In July 2000 Trustco acquired a Savings Bank Charter and subsequently acquired Landmark Financial Corp. and its subsidiary, Landmark Community Bank, which was completed on July 28, 2000. Further expansion was made possible by an accompanying federal thrift charter. The Trustco Bank corporate headquarters relocated to Trustco Center in Glenville during 2001. The total number of Branch offices tops out at 60, with plans to expand downstate and into Florida. As of December 31, 2001 total assets were $2.6 billion, net income was $45.5 million and market capitalization was $896 million. Robert A. McCormick, chairman, president and chief executive officer, celebrated 25 years with the Bank in January 2002, 17 of those as CEO. Despite a poor economy and bank bailouts, Trustco expanded into Downstate New York as well as into Florida between 2002 and 2009 (36 in Central Florida and five in other areas of the state). Two Branch openings occurred in the first quarter of 2010 in Sun City Center and Lady Lake, Florida. By March 2010, Trustco Bank had 134 branch locations in five states (New York, New Jersey, Massachusetts, Vermont and Florida).

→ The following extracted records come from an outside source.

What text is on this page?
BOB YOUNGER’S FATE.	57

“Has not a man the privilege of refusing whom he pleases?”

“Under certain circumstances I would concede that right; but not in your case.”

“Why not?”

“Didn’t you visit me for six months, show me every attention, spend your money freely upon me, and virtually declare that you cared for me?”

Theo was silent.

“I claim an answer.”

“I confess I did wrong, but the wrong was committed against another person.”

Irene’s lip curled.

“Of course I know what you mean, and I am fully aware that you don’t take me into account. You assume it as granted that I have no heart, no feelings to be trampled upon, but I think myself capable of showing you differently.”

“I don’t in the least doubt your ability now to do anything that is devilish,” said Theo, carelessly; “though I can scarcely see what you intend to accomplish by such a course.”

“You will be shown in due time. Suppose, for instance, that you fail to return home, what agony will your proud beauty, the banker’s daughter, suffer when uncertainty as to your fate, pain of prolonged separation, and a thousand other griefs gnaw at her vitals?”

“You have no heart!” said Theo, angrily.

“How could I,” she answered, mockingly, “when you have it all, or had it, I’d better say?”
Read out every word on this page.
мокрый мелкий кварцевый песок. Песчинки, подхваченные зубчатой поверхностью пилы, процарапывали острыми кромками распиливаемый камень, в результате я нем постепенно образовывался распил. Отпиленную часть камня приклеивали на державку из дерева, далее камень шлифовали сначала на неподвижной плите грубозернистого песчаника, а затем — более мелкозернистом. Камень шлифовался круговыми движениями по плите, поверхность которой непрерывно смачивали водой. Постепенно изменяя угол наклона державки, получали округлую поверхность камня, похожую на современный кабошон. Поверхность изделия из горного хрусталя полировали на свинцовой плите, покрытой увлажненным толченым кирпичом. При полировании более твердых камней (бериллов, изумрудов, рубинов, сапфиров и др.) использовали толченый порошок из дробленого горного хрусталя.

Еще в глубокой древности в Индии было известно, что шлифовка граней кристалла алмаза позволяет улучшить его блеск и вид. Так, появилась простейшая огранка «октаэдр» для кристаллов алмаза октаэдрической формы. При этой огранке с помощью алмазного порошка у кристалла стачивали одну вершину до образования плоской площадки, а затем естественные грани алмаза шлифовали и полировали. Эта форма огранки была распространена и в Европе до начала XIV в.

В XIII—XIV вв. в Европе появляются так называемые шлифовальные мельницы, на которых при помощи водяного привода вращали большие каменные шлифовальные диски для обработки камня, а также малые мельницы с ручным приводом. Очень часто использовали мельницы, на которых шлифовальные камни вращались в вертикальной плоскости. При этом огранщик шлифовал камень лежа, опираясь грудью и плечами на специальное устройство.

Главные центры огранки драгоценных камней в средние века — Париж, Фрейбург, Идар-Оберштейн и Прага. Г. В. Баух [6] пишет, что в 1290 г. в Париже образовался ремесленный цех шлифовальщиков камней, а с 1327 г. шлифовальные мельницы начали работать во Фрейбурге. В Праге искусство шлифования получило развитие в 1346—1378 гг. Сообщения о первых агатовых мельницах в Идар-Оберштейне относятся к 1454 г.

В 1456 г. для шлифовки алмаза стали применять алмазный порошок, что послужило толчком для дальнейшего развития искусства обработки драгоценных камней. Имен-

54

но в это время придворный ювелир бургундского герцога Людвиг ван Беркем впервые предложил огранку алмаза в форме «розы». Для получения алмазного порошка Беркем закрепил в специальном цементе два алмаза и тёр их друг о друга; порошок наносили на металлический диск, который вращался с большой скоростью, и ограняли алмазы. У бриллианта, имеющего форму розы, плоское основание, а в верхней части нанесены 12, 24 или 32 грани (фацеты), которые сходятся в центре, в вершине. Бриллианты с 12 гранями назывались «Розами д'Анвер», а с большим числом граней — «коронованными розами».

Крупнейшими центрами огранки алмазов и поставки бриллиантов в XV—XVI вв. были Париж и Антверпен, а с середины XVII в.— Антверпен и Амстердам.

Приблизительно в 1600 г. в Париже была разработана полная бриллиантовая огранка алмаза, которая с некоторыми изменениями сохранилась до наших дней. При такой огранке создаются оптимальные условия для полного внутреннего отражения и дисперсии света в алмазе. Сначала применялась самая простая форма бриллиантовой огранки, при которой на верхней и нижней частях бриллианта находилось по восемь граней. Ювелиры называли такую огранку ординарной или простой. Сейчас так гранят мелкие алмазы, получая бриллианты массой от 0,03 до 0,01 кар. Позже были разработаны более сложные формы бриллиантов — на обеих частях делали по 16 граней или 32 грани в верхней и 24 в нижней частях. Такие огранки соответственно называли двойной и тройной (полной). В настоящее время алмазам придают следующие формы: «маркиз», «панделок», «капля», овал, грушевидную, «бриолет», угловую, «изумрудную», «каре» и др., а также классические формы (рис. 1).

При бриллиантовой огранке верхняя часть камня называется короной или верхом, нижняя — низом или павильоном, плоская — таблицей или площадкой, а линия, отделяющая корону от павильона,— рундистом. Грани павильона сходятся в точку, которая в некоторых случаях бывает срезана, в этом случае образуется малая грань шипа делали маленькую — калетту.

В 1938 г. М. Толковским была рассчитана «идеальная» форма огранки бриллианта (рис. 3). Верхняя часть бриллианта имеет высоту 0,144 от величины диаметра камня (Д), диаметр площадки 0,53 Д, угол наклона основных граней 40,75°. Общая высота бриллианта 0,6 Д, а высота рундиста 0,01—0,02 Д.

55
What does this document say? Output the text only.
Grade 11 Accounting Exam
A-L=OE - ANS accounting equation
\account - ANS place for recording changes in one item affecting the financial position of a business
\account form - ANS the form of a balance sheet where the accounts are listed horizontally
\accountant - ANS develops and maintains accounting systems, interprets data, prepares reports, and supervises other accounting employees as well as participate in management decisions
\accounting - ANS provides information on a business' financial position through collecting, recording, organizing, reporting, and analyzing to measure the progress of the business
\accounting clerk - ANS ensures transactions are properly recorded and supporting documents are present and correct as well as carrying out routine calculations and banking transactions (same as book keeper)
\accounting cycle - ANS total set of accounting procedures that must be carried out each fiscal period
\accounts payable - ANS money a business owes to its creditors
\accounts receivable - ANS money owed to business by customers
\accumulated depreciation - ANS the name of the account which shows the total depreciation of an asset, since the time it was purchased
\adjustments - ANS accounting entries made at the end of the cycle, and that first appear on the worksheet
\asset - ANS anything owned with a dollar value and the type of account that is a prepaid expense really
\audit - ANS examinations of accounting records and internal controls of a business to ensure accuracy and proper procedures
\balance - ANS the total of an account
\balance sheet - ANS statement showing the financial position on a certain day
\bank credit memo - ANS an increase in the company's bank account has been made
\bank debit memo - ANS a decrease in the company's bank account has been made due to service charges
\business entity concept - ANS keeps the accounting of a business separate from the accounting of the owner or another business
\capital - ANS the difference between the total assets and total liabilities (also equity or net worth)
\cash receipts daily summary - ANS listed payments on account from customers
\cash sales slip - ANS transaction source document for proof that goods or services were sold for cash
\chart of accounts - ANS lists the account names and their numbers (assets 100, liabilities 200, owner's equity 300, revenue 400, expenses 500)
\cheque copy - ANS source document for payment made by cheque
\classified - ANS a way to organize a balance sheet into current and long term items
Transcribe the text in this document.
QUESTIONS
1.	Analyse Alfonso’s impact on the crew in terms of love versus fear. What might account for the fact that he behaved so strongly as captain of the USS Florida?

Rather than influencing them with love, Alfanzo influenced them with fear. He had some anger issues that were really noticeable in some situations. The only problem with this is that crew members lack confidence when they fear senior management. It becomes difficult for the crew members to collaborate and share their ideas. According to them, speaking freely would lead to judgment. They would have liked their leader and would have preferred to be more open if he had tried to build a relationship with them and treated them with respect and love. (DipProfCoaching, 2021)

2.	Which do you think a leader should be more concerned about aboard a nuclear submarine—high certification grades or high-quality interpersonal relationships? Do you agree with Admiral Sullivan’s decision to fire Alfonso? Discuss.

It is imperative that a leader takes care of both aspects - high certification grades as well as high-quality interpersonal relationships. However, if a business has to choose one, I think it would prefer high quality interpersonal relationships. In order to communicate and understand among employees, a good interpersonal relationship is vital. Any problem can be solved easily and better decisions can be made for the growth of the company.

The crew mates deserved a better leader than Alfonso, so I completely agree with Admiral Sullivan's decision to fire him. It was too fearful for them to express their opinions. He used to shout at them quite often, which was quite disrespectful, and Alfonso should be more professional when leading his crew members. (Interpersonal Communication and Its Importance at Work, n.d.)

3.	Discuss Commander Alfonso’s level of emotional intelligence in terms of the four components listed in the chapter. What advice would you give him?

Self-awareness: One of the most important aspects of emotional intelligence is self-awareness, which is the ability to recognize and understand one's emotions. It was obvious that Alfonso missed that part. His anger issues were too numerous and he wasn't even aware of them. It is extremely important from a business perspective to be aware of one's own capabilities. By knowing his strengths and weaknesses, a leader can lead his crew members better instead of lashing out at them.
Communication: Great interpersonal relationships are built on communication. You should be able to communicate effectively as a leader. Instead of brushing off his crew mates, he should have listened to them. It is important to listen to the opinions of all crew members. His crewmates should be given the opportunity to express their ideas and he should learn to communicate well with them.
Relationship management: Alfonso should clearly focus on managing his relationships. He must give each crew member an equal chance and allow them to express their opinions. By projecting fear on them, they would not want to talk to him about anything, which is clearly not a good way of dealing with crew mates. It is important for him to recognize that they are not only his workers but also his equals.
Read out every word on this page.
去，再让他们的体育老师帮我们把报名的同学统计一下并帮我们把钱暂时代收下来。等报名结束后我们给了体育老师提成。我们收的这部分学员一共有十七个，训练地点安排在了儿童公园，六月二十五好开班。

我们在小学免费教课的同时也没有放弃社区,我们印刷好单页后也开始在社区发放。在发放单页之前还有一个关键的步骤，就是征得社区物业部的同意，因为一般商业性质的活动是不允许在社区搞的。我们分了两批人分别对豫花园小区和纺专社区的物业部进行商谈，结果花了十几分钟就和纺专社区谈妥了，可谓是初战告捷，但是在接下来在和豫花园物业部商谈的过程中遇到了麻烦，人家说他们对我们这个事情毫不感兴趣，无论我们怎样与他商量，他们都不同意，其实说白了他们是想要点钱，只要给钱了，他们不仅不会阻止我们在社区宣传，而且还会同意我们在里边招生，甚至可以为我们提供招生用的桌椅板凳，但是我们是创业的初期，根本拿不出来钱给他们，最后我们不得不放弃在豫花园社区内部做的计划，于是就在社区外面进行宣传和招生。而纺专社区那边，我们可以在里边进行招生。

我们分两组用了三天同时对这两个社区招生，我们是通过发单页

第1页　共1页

==Community involvements==

As Trustco opens additional branches in new markets, they host grand opening events, as well as become a “Home Town Bank” by participating in and sponsoring local and community-centric events. Trustco Bank is a sponsor of the annual celebration, Red, Hot & Boom, a July Fourth celebration at Crane's Roost Park in the Uptown Altamonte area of Altamonte Springs, Florida. Florida Collegiate Summer League, a wood bat baseball league with five teams in Central Florida, is a recipient of a seasonal Trustco Bank sponsorship. Further, Holiday in the Park at Lake Eola in Downtown Orlando is an annual sponsorship event that Trustco participated in December 2008 and 2009. In New York, Trustco has sponsored the Clifton Park Fourth of July Parade that runs all the way from the Shenendehowa High School campus to Clifton Common. Giving back to their Schenectady roots, Truscto Bank also sponsors the Tri-City ValleyCats, a minor league baseball team named after the Tri-Cities – Troy, Albany and Schenectady – that make up New York state's Capital District.

==Green initiatives==

Trustco has incorporated green initiatives into its service offerings with online banking capabilities, as well as the marketing and promotions materials. In the spring of 2009, Trustco Bank sent out postcards on actual “seed paper,” encouraging deposits from new customers as well as put the wild-flower-growing mailer in the ground. Additionally, Trustco Bank created promotions centered on several local supermarkets and offered recyclable/reusable shopping totes and $50 gift cards, to keep the money and other natural resources, in the local community.

==Awards and accolades==

Trustco Bank was named a Bauer Financial recommended bank. Bank Director magazine named TrustCo Bank Corp NY (TrustCo, Nasdaq: TRST) as one of America's top banks. In its 1st Quarter 2009 edition the magazine named Trustco number 21 of the top 150 performers in the banking industry. TrustCo ranked 21st for the 2008 calendar year based on an objective analysis of profitability, capital strength and asset quality. Trustco has been nationally ranked three years in a row by highly respected financial reporting agencies.
- Bank Director magazine ranks Trustco Bank as one of the top 30 Banks in the country.
- ABA Banking Journal names Trustco Bank 8th nationally.
- SNL Thrift Investor (a publication by SNL Financial) ranks Trustco Bank top ten in the country.
- Trustco Bank received Audit Integrity Award – placed top 1% of 8,000 publicly traded companies.
- Trustco Bank named 4th best bank in the country by U.S. Banker magazine.